Previously, several screening models for oral cancer have been proposed, but there is no definitive conclusion regarding the most effective model [48]. Because there is a lack of sufficient evidence regarding a reduction in oral cancer mortality, population-based oral screening using visual inspection is not recommended in most countries except Taiwan. In Taiwan, which has a similar national health screening system to Korea, biennial oral examinations were conducted for smokers and/or betel quid chewers. Cancer incidence was evaluated between screened and non-screened populations. In this analysis, screening effectively reduced both T-stage and mortality of head and neck cancer [49]. There have been no attempts to categorize high-risk groups based on dental health status. Thus, our results suggest that missing teeth should be considered an influential factor in defining high-risk groups for further evaluation of the effectiveness of dental screening in several cancers.
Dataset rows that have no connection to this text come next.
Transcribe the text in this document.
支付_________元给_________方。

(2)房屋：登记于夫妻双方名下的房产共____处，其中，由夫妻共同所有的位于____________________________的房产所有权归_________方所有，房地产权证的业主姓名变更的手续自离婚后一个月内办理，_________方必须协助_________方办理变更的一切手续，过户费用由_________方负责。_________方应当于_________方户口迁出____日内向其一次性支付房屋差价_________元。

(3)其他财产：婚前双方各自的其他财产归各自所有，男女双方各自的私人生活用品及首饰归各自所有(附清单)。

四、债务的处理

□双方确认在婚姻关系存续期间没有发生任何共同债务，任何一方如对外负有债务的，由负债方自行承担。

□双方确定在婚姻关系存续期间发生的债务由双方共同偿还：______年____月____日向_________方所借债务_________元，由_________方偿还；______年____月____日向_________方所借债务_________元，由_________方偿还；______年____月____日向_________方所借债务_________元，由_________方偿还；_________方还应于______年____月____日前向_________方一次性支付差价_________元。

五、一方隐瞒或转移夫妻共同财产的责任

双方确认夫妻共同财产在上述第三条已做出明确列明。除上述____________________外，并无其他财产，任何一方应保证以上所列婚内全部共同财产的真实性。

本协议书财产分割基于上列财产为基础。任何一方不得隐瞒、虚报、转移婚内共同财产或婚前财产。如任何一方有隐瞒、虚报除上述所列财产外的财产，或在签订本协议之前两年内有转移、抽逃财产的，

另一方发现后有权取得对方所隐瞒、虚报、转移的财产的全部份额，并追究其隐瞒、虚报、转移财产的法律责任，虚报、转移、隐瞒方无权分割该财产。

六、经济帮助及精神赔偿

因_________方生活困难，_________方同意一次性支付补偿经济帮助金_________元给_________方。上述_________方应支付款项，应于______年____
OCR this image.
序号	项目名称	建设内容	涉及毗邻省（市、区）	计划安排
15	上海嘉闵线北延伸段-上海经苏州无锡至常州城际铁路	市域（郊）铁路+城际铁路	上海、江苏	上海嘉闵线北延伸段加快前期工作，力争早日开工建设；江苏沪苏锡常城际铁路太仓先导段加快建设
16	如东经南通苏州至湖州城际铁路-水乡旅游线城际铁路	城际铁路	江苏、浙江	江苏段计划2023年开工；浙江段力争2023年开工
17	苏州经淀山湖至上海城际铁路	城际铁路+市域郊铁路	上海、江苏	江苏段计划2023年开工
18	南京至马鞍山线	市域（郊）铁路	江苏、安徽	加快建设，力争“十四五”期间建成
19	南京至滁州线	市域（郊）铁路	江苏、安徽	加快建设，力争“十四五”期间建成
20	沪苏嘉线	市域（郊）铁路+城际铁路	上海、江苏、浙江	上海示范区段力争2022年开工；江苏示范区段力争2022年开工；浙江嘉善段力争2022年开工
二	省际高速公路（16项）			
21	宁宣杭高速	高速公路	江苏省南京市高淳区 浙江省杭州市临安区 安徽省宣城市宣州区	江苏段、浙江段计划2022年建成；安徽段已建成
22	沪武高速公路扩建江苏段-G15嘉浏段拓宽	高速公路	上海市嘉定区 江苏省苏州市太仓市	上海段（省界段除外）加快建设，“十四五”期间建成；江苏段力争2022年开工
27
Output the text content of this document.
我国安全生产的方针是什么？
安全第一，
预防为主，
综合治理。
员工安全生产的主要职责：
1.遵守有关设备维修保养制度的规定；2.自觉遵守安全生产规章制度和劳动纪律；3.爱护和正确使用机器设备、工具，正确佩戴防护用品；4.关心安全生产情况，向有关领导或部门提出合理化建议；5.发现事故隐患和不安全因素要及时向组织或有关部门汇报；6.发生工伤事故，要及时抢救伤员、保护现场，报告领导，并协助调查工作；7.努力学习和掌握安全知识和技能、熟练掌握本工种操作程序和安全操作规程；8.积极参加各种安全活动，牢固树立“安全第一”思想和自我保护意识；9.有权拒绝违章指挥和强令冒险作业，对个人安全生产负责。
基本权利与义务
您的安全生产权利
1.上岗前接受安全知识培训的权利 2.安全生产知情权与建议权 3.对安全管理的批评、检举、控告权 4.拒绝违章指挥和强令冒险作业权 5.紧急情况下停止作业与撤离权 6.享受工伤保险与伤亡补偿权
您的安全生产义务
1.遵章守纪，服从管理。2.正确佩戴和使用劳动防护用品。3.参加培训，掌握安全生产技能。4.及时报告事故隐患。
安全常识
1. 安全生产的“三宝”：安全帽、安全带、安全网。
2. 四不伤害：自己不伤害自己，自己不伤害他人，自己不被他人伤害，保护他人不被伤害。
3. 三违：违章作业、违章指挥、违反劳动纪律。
This study had some limitations. First, we could not obtain clinical information of individuals, including the reason for missing teeth, stage of cancer, treatment of cancer, and death, because of the characteristics of the data composition and the Personal Information Protection Act applied to the data by the government. Second, claims data did not include information on some cancers, including breast cancer, female and male genital tract cancers, and prostate cancer; therefore, analysis of these cancers could not be performed. For the analysis of these cancers, further investigation is planned with additional permission from the NHIS.

However, over 200,000 people living in Korea were included and followed up for a long time with qualified data provided by the public institution. Therefore, the results of this study have strong value as the results of the Korean nationwide data. Second, all dental health examinations were conducted by dentists in designated institutions for NHC. Therefore, the results of national dental health screening are trustworthy compared to other studies that used the self-questionnaire survey of participants.

In conclusion, Korean adults with missing teeth and dentists should be cautious about the higher risk of cancers, particularly head and neck, lung, gastrointestinal, hepatobiliary, and pancreatic cancers. In addition, it is necessary to develop a precise screening program for these cancers, particularly in populations with missing teeth.